Sascha Pfattheicher und Mex Raguse drückten dem Angriffsspiel dabei ihren Stempel auf. Raguse kam auf neun Treffer, Pfattheicher verwandelte neun Siebenmeter. Auch in Phasen, in denen Großwallstadt wieder herankam, verlor der HBW nicht die Linie. Nach dem 15:11 schmolz der Vorsprung zwar mit einem schnellen 3:0-Lauf des TVG auf einen Treffer zusammen. Eine Auszeit von Matthias „Matti“ Flohr brachte aber wieder Ordnung ins Balinger Spiel.

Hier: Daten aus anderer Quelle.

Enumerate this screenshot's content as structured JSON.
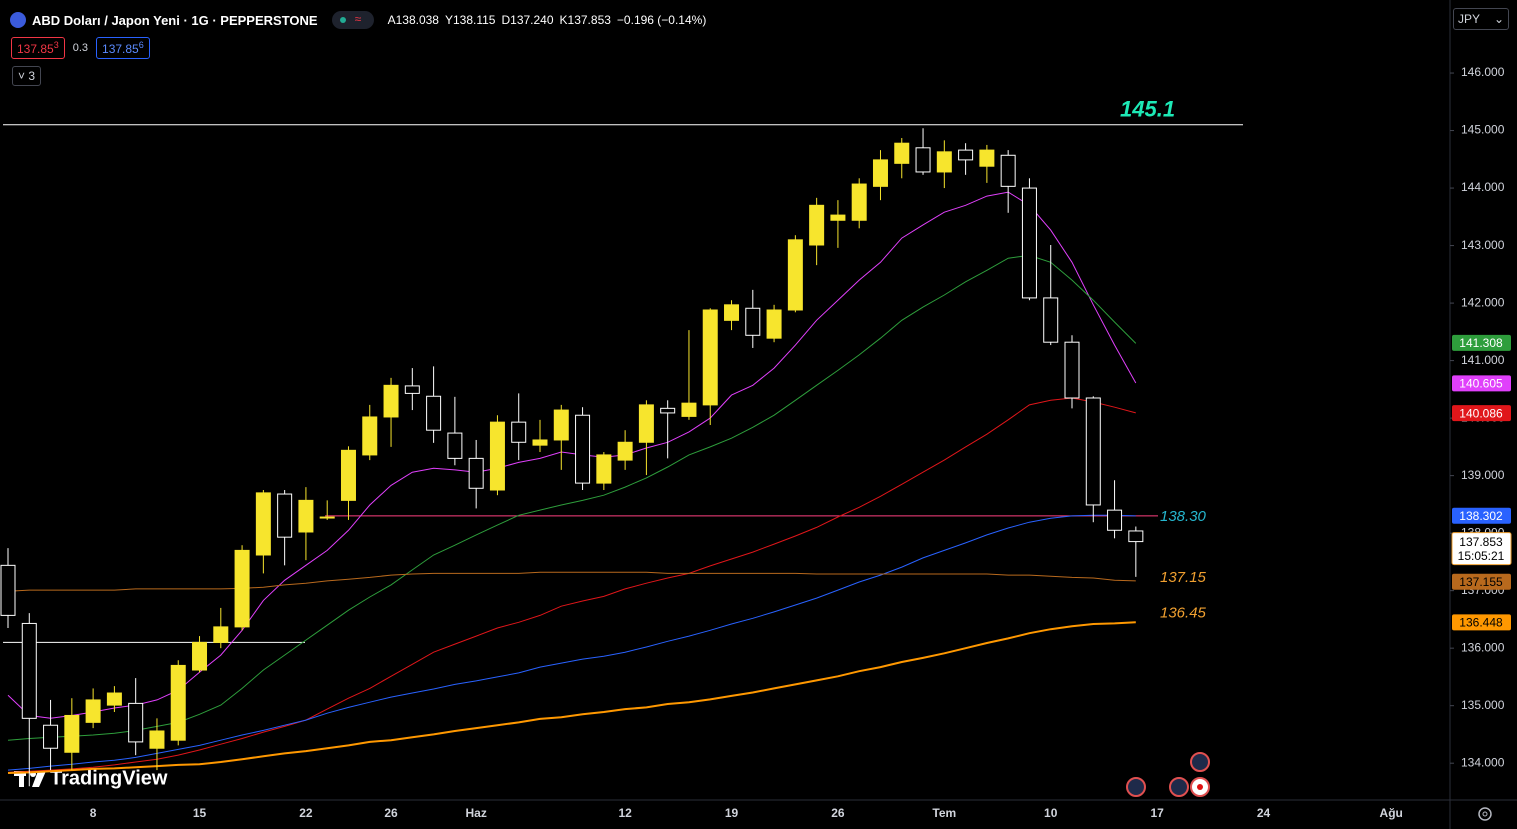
{
  "header": {
    "symbol": "ABD Doları / Japon Yeni · 1G · PEPPERSTONE",
    "ohlc": [
      "A138.038",
      "Y138.115",
      "D137.240",
      "K137.853"
    ],
    "change": "−0.196 (−0.14%)",
    "sell": {
      "main": "137.85",
      "pip": "3"
    },
    "spread": "0.3",
    "buy": {
      "main": "137.85",
      "pip": "6"
    },
    "indicators": "3",
    "currency": "JPY",
    "logo": "TradingView"
  },
  "chart_data": {
    "type": "candlestick",
    "categories": [
      null,
      null,
      null,
      null,
      "8",
      null,
      null,
      null,
      null,
      "15",
      null,
      null,
      null,
      null,
      "22",
      null,
      null,
      null,
      "26",
      null,
      null,
      null,
      "Haz",
      null,
      null,
      null,
      null,
      null,
      null,
      "12",
      null,
      null,
      null,
      null,
      "19",
      null,
      null,
      null,
      null,
      "26",
      null,
      null,
      null,
      null,
      "Tem",
      null,
      null,
      null,
      null,
      "10",
      null,
      null,
      null,
      null,
      "17",
      null,
      null,
      null,
      null,
      "24",
      null,
      null,
      null,
      null,
      null,
      "Ağu"
    ],
    "open": [
      137.44,
      136.43,
      134.66,
      134.19,
      134.71,
      135.01,
      135.04,
      134.26,
      134.4,
      135.62,
      136.1,
      136.37,
      137.62,
      138.68,
      138.02,
      138.27,
      138.57,
      139.36,
      140.02,
      140.56,
      140.38,
      139.74,
      139.3,
      138.75,
      139.93,
      139.53,
      139.62,
      140.05,
      138.87,
      139.27,
      139.58,
      140.17,
      140.03,
      140.23,
      141.7,
      141.91,
      141.39,
      141.88,
      143.01,
      143.44,
      143.44,
      144.03,
      144.43,
      144.7,
      144.28,
      144.66,
      144.38,
      144.57,
      144.0,
      142.09,
      141.32,
      140.35,
      138.4,
      138.038,
      null,
      null,
      null,
      null,
      null,
      null,
      null,
      null,
      null,
      null,
      null,
      null
    ],
    "high": [
      137.74,
      136.61,
      135.1,
      135.13,
      135.3,
      135.34,
      135.48,
      134.78,
      135.79,
      136.21,
      136.7,
      137.79,
      138.75,
      138.75,
      138.8,
      138.57,
      139.51,
      140.23,
      140.7,
      140.87,
      140.9,
      140.37,
      139.62,
      140.05,
      140.43,
      139.97,
      140.23,
      140.19,
      139.41,
      139.79,
      140.31,
      140.31,
      141.53,
      141.91,
      142.05,
      142.23,
      141.97,
      143.18,
      143.83,
      143.79,
      144.17,
      144.66,
      144.87,
      145.04,
      144.83,
      144.78,
      144.75,
      144.66,
      144.17,
      143.01,
      141.44,
      140.38,
      138.92,
      138.115,
      null,
      null,
      null,
      null,
      null,
      null,
      null,
      null,
      null,
      null,
      null,
      null
    ],
    "low": [
      136.35,
      133.6,
      133.88,
      133.88,
      134.61,
      134.89,
      134.14,
      133.88,
      134.31,
      135.58,
      136.0,
      136.31,
      137.3,
      137.44,
      137.53,
      138.23,
      138.23,
      139.27,
      139.5,
      140.14,
      139.57,
      139.18,
      138.43,
      138.66,
      139.27,
      139.41,
      139.1,
      138.75,
      138.75,
      139.1,
      139.01,
      139.3,
      139.97,
      139.88,
      141.53,
      141.22,
      141.32,
      141.84,
      142.66,
      142.96,
      143.3,
      143.79,
      144.17,
      144.23,
      144.0,
      144.23,
      144.09,
      143.57,
      142.05,
      141.27,
      140.17,
      138.19,
      137.91,
      137.24,
      null,
      null,
      null,
      null,
      null,
      null,
      null,
      null,
      null,
      null,
      null,
      null
    ],
    "close": [
      136.57,
      134.78,
      134.26,
      134.83,
      135.1,
      135.22,
      134.37,
      134.56,
      135.7,
      136.1,
      136.37,
      137.7,
      138.7,
      137.93,
      138.57,
      138.28,
      139.44,
      140.02,
      140.57,
      140.43,
      139.79,
      139.3,
      138.78,
      139.93,
      139.58,
      139.62,
      140.14,
      138.87,
      139.36,
      139.58,
      140.23,
      140.09,
      140.26,
      141.88,
      141.97,
      141.44,
      141.88,
      143.1,
      143.7,
      143.53,
      144.07,
      144.49,
      144.78,
      144.28,
      144.63,
      144.49,
      144.66,
      144.03,
      142.09,
      141.32,
      140.35,
      138.49,
      138.05,
      137.853,
      null,
      null,
      null,
      null,
      null,
      null,
      null,
      null,
      null,
      null,
      null,
      null
    ],
    "up_color": "#f7e52d",
    "down_color": "#000000",
    "down_border": "#ffffff",
    "series": [
      {
        "color": "#e040fb",
        "line_width": 1,
        "last_value": 140.605,
        "tag_text": "#ffffff",
        "values": [
          135.18,
          134.83,
          134.78,
          134.83,
          134.89,
          134.96,
          135.01,
          135.1,
          135.27,
          135.58,
          135.88,
          136.31,
          136.83,
          137.18,
          137.44,
          137.7,
          138.05,
          138.49,
          138.83,
          139.06,
          139.13,
          139.1,
          139.06,
          139.13,
          139.23,
          139.3,
          139.41,
          139.36,
          139.32,
          139.36,
          139.48,
          139.58,
          139.76,
          140.0,
          140.4,
          140.57,
          140.87,
          141.27,
          141.7,
          142.05,
          142.4,
          142.71,
          143.13,
          143.36,
          143.58,
          143.7,
          143.86,
          143.93,
          143.7,
          143.27,
          142.71,
          141.97,
          141.27,
          140.61,
          null,
          null,
          null,
          null,
          null,
          null,
          null,
          null,
          null,
          null,
          null,
          null
        ]
      },
      {
        "color": "#2e9e3c",
        "line_width": 1,
        "last_value": 141.308,
        "tag_text": "#ffffff",
        "values": [
          134.4,
          134.43,
          134.45,
          134.47,
          134.49,
          134.52,
          134.57,
          134.64,
          134.71,
          134.85,
          135.01,
          135.3,
          135.62,
          135.88,
          136.14,
          136.4,
          136.66,
          136.89,
          137.1,
          137.36,
          137.62,
          137.79,
          137.97,
          138.14,
          138.31,
          138.4,
          138.49,
          138.57,
          138.66,
          138.8,
          138.96,
          139.15,
          139.36,
          139.5,
          139.65,
          139.84,
          140.05,
          140.31,
          140.57,
          140.83,
          141.1,
          141.39,
          141.7,
          141.93,
          142.14,
          142.37,
          142.57,
          142.78,
          142.83,
          142.71,
          142.4,
          142.05,
          141.67,
          141.3,
          null,
          null,
          null,
          null,
          null,
          null,
          null,
          null,
          null,
          null,
          null,
          null
        ]
      },
      {
        "color": "#e0161a",
        "line_width": 1,
        "last_value": 140.086,
        "tag_text": "#ffffff",
        "values": [
          133.84,
          133.86,
          133.88,
          133.9,
          133.93,
          133.97,
          134.02,
          134.07,
          134.14,
          134.23,
          134.33,
          134.43,
          134.54,
          134.64,
          134.75,
          134.94,
          135.13,
          135.3,
          135.51,
          135.72,
          135.93,
          136.07,
          136.21,
          136.35,
          136.45,
          136.57,
          136.73,
          136.82,
          136.9,
          137.03,
          137.13,
          137.22,
          137.3,
          137.43,
          137.55,
          137.67,
          137.81,
          137.95,
          138.1,
          138.28,
          138.45,
          138.64,
          138.85,
          139.06,
          139.27,
          139.5,
          139.72,
          139.97,
          140.23,
          140.31,
          140.35,
          140.28,
          140.19,
          140.09,
          null,
          null,
          null,
          null,
          null,
          null,
          null,
          null,
          null,
          null,
          null,
          null
        ]
      },
      {
        "color": "#2962ff",
        "line_width": 1,
        "last_value": 138.302,
        "tag_text": "#ffffff",
        "values": [
          133.88,
          133.91,
          133.95,
          133.98,
          134.02,
          134.05,
          134.1,
          134.17,
          134.24,
          134.31,
          134.4,
          134.49,
          134.57,
          134.66,
          134.75,
          134.87,
          134.97,
          135.06,
          135.15,
          135.22,
          135.29,
          135.37,
          135.43,
          135.5,
          135.57,
          135.67,
          135.74,
          135.81,
          135.86,
          135.93,
          136.02,
          136.12,
          136.21,
          136.31,
          136.42,
          136.52,
          136.63,
          136.75,
          136.87,
          137.01,
          137.15,
          137.27,
          137.41,
          137.57,
          137.7,
          137.83,
          137.97,
          138.09,
          138.19,
          138.26,
          138.3,
          138.31,
          138.31,
          138.3,
          null,
          null,
          null,
          null,
          null,
          null,
          null,
          null,
          null,
          null,
          null,
          null
        ]
      },
      {
        "color": "#b8691d",
        "line_width": 1,
        "last_value": 137.155,
        "tag_text": "#000000",
        "values": [
          136.99,
          137.01,
          137.01,
          137.01,
          137.01,
          137.01,
          137.03,
          137.03,
          137.03,
          137.03,
          137.03,
          137.04,
          137.06,
          137.1,
          137.13,
          137.17,
          137.2,
          137.23,
          137.27,
          137.29,
          137.3,
          137.3,
          137.3,
          137.3,
          137.3,
          137.32,
          137.32,
          137.32,
          137.32,
          137.32,
          137.32,
          137.3,
          137.3,
          137.3,
          137.3,
          137.3,
          137.3,
          137.3,
          137.29,
          137.29,
          137.29,
          137.29,
          137.29,
          137.29,
          137.29,
          137.29,
          137.29,
          137.27,
          137.27,
          137.25,
          137.23,
          137.22,
          137.18,
          137.17,
          null,
          null,
          null,
          null,
          null,
          null,
          null,
          null,
          null,
          null,
          null,
          null
        ]
      },
      {
        "color": "#ff9800",
        "line_width": 2,
        "last_value": 136.448,
        "tag_text": "#000000",
        "values": [
          133.83,
          133.84,
          133.86,
          133.88,
          133.9,
          133.91,
          133.93,
          133.95,
          133.97,
          133.98,
          134.02,
          134.07,
          134.12,
          134.17,
          134.21,
          134.26,
          134.31,
          134.37,
          134.4,
          134.45,
          134.5,
          134.56,
          134.61,
          134.66,
          134.71,
          134.77,
          134.8,
          134.85,
          134.89,
          134.94,
          134.97,
          135.03,
          135.06,
          135.11,
          135.17,
          135.23,
          135.3,
          135.37,
          135.44,
          135.51,
          135.6,
          135.67,
          135.76,
          135.83,
          135.91,
          136.0,
          136.09,
          136.17,
          136.26,
          136.33,
          136.38,
          136.42,
          136.43,
          136.45,
          null,
          null,
          null,
          null,
          null,
          null,
          null,
          null,
          null,
          null,
          null,
          null
        ]
      }
    ],
    "levels": [
      {
        "value": 145.1,
        "line_color": "#ffffff",
        "label_color": "#1de9b6"
      },
      {
        "value": {
          "value": 138.3,
          "label": "138.30"
        },
        "line_color": "#ff4081",
        "label_color": "#26b7cf"
      },
      {
        "value": 137.15,
        "label_color": "#f0a030"
      },
      {
        "value": 136.45,
        "label_color": "#f0a030"
      },
      {
        "value": 136.1,
        "line_color": "#ffffff"
      }
    ],
    "countdown": "15:05:21",
    "ylim": [
      133.36,
      147.27
    ],
    "yticks": [
      {
        "value": 134,
        "label": "134.000"
      },
      {
        "value": 135,
        "label": "135.000"
      },
      {
        "value": 136,
        "label": "136.000"
      },
      {
        "value": 137,
        "label": "137.000"
      },
      {
        "value": 138,
        "label": "138.000"
      },
      {
        "value": 139,
        "label": "139.000"
      },
      {
        "value": 140,
        "label": "140.000"
      },
      {
        "value": 141,
        "label": "141.000"
      },
      {
        "value": 142,
        "label": "142.000"
      },
      {
        "value": 143,
        "label": "143.000"
      },
      {
        "value": 144,
        "label": "144.000"
      },
      {
        "value": 145,
        "label": "145.000"
      },
      {
        "value": 146,
        "label": "146.000"
      }
    ],
    "grid": false
  }
}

Genau diese Stabilität wird nun auch in der Bundesliga gefragt sein. Heinzelmann sieht vor allem bei den kleinen Abstimmungen Fortschritte. „Wir haben viele Kleinigkeiten und vor allem die Absprachen weiterentwickelt.“ Gleichzeitig hätten die Vorbereitungsspiele Themen aufgezeigt, die noch nicht komplett sitzen. Für den Kapitän kommt das zur richtigen Zeit. „Deswegen war es gut, dass wir diese Erkenntnisse jetzt schon in den Vorbereitungsspielen hatten.“
Große Veränderungen gab es kurz vor dem Saisonstart aber nicht mehr geben. Vor allem stand Sicherheit im Vordergrund. „Es war wichtig, dass man nicht noch einmal auf große neue Sachen den Fokus legt, sondern auf seine Abläufe und die Automatismen vertraut.“ In den verbleibenden Einheiten wurde deshalb vor allem an Details gefeilt werden.

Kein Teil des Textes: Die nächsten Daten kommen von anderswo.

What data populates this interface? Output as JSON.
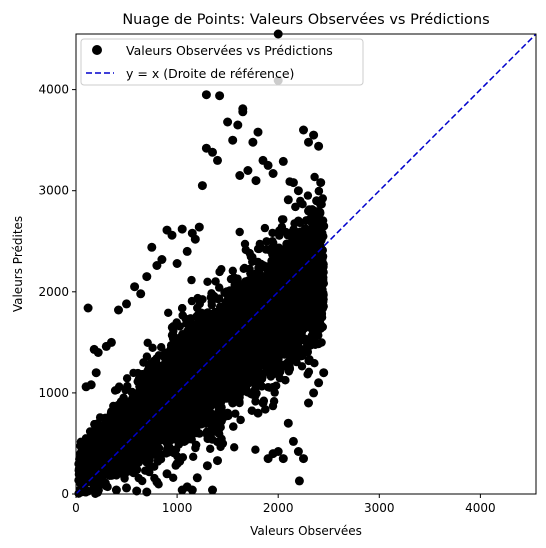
{
  "chart_data": {
    "type": "scatter",
    "title": "Nuage de Points: Valeurs Observées vs Prédictions",
    "xlabel": "Valeurs Observées",
    "ylabel": "Valeurs Prédites",
    "xlim": [
      0,
      4550
    ],
    "ylim": [
      0,
      4550
    ],
    "xticks": [
      0,
      1000,
      2000,
      3000,
      4000
    ],
    "yticks": [
      0,
      1000,
      2000,
      3000,
      4000
    ],
    "grid": false,
    "legend_position": "top-left",
    "series": [
      {
        "name": "Valeurs Observées vs Prédictions",
        "kind": "scatter",
        "color": "#000000",
        "points": [
          [
            120,
            1840
          ],
          [
            100,
            1060
          ],
          [
            150,
            1080
          ],
          [
            180,
            1430
          ],
          [
            200,
            1200
          ],
          [
            220,
            1400
          ],
          [
            300,
            1460
          ],
          [
            350,
            1500
          ],
          [
            420,
            1820
          ],
          [
            500,
            1880
          ],
          [
            580,
            2050
          ],
          [
            640,
            1980
          ],
          [
            700,
            2150
          ],
          [
            750,
            2440
          ],
          [
            800,
            2260
          ],
          [
            850,
            2320
          ],
          [
            900,
            2610
          ],
          [
            950,
            2560
          ],
          [
            1000,
            2280
          ],
          [
            1050,
            2620
          ],
          [
            1100,
            2400
          ],
          [
            1150,
            2580
          ],
          [
            1180,
            2520
          ],
          [
            1220,
            2640
          ],
          [
            1250,
            3050
          ],
          [
            1290,
            3950
          ],
          [
            1290,
            3420
          ],
          [
            1350,
            3380
          ],
          [
            1400,
            3300
          ],
          [
            1420,
            3940
          ],
          [
            1500,
            3680
          ],
          [
            1550,
            3500
          ],
          [
            1600,
            3650
          ],
          [
            1620,
            3150
          ],
          [
            1650,
            3780
          ],
          [
            1650,
            3810
          ],
          [
            1700,
            3200
          ],
          [
            1750,
            3480
          ],
          [
            1780,
            3100
          ],
          [
            1800,
            3580
          ],
          [
            1850,
            3300
          ],
          [
            1900,
            3250
          ],
          [
            1950,
            3170
          ],
          [
            2000,
            4550
          ],
          [
            2000,
            4090
          ],
          [
            2050,
            3290
          ],
          [
            2100,
            2910
          ],
          [
            2150,
            3080
          ],
          [
            2200,
            3000
          ],
          [
            2250,
            3600
          ],
          [
            2300,
            3480
          ],
          [
            2350,
            3550
          ],
          [
            2400,
            3440
          ],
          [
            2420,
            3080
          ],
          [
            2380,
            2900
          ],
          [
            2450,
            2650
          ],
          [
            2300,
            2800
          ],
          [
            2200,
            2700
          ],
          [
            200,
            20
          ],
          [
            300,
            80
          ],
          [
            400,
            40
          ],
          [
            500,
            60
          ],
          [
            600,
            30
          ],
          [
            700,
            20
          ],
          [
            800,
            120
          ],
          [
            900,
            200
          ],
          [
            1000,
            300
          ],
          [
            1050,
            40
          ],
          [
            1100,
            70
          ],
          [
            1150,
            40
          ],
          [
            1200,
            160
          ],
          [
            1300,
            280
          ],
          [
            1350,
            40
          ],
          [
            1400,
            330
          ],
          [
            1450,
            500
          ],
          [
            1500,
            800
          ],
          [
            1550,
            900
          ],
          [
            1600,
            1000
          ],
          [
            1700,
            1100
          ],
          [
            1800,
            800
          ],
          [
            1850,
            900
          ],
          [
            1900,
            350
          ],
          [
            1950,
            400
          ],
          [
            2000,
            420
          ],
          [
            2050,
            350
          ],
          [
            2100,
            700
          ],
          [
            2150,
            520
          ],
          [
            2200,
            420
          ],
          [
            2210,
            130
          ],
          [
            2250,
            350
          ],
          [
            2300,
            900
          ],
          [
            2350,
            1000
          ],
          [
            2400,
            1100
          ],
          [
            2450,
            1200
          ]
        ],
        "cloud": {
          "x_range": [
            20,
            2450
          ],
          "center_slope": 0.82,
          "center_intercept": 200,
          "spread": 550,
          "count": 6500
        }
      },
      {
        "name": "y = x (Droite de référence)",
        "kind": "line",
        "style": "dashed",
        "color": "#0000cc",
        "x": [
          0,
          4550
        ],
        "y": [
          0,
          4550
        ]
      }
    ]
  }
}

Auch innerhalb der Mannschaft hat sich der Ton verändert. Das Ausprobieren ist vorbei. „Jetzt geht es nicht mehr ums Testen, sondern wirklich ums Messen“, sagt Heinzelmann und ergänzt: „Die Anspannung ist natürlich da und sie sollte auch da sein. Aber die Vorfreude überwiegt weiterhin.“
Dass der HBW direkt vor eigenem Publikum in die neue Spielzeit startet, verstärkt dieses Gefühl zusätzlich. „Wir freuen uns, dass wir endlich starten können und vor allem, dass wir zu Hause starten.“
Wie schwer die Aufgabe in der Bundesliga wird, ist allen Beteiligten bewusst. Der HBW kommt als Aufsteiger zurück in die höchste deutsche Spielklasse und wird sich von Beginn an jeden Punkt hart erarbeiten müssen. Heinzelmann sieht dabei weniger einzelne taktische Feinheiten als vielmehr die Haltung der gesamten Mannschaft als entscheidenden Faktor.

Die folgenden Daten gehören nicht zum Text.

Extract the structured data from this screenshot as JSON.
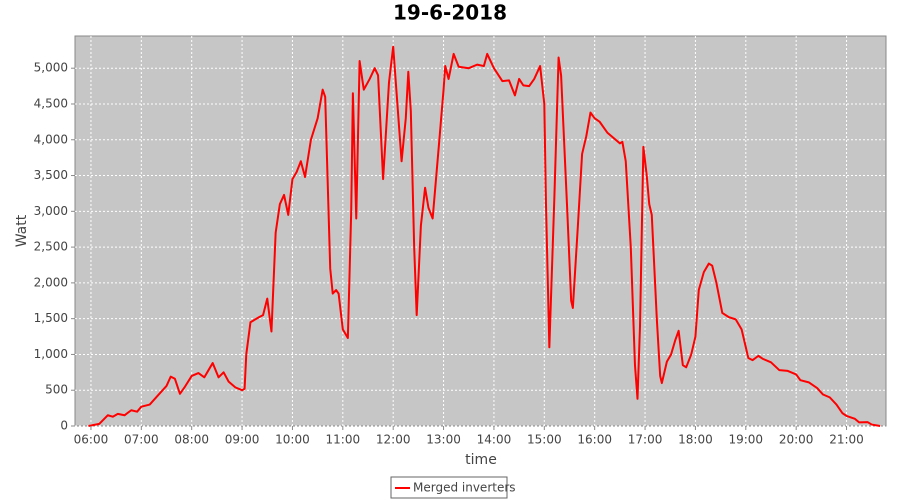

„Ich will mit sehr viel Freude und Emotionen in jedes Spiel gehen“, sagt der Kapitän. Genau diese Energie müsse der HBW auch als Mannschaft auf die Platte bringen. „Wir müssen Spaß und Freude zeigen und gleichzeitig ein sehr gutes Team darstellen. Wir müssen zusammen sein, eng zusammenrücken und einen starken Zusammenhalt haben.“
Gerade in einer langen Bundesliga-Saison werden Rückschläge nicht ausbleiben. Für Heinzelmann entscheidet sich dann, wie stabil die Mannschaft wirklich ist. „Es werden Höhen und Tiefen kommen. Da ist wichtig, dass wir zusammenbleiben und uns trotzdem offen und ehrlich sagen, wo wir uns gegenseitig helfen können und woran wir arbeiten müssen.“ Genau das habe während der Vorbereitung funktioniert. „Das müssen wir jetzt in der Saison weiterführen.“
Eine klare Gruppe an Mannschaften, mit denen der HBW um den Klassenerhalt kämpfen wird, will Heinzelmann vor dem ersten Spieltag noch nicht festlegen. „Das ist am Anfang immer schwer.“ Bietigheim zählt für ihn zu den möglichen direkten Konkurrenten. Dazu kommen jene Teams, die sich in den vergangenen Jahren ebenfalls im unteren Tabellenbereich bewegt haben. „Ich glaube, dass einige Mannschaften dazukommen werden, mit denen wir um diese Plätze konkurrieren.“
Heinzelmann hofft daher auf einen engen Kampf mit mehreren Teams. Für den HBW beginnt dieser nun gegen Hamburg.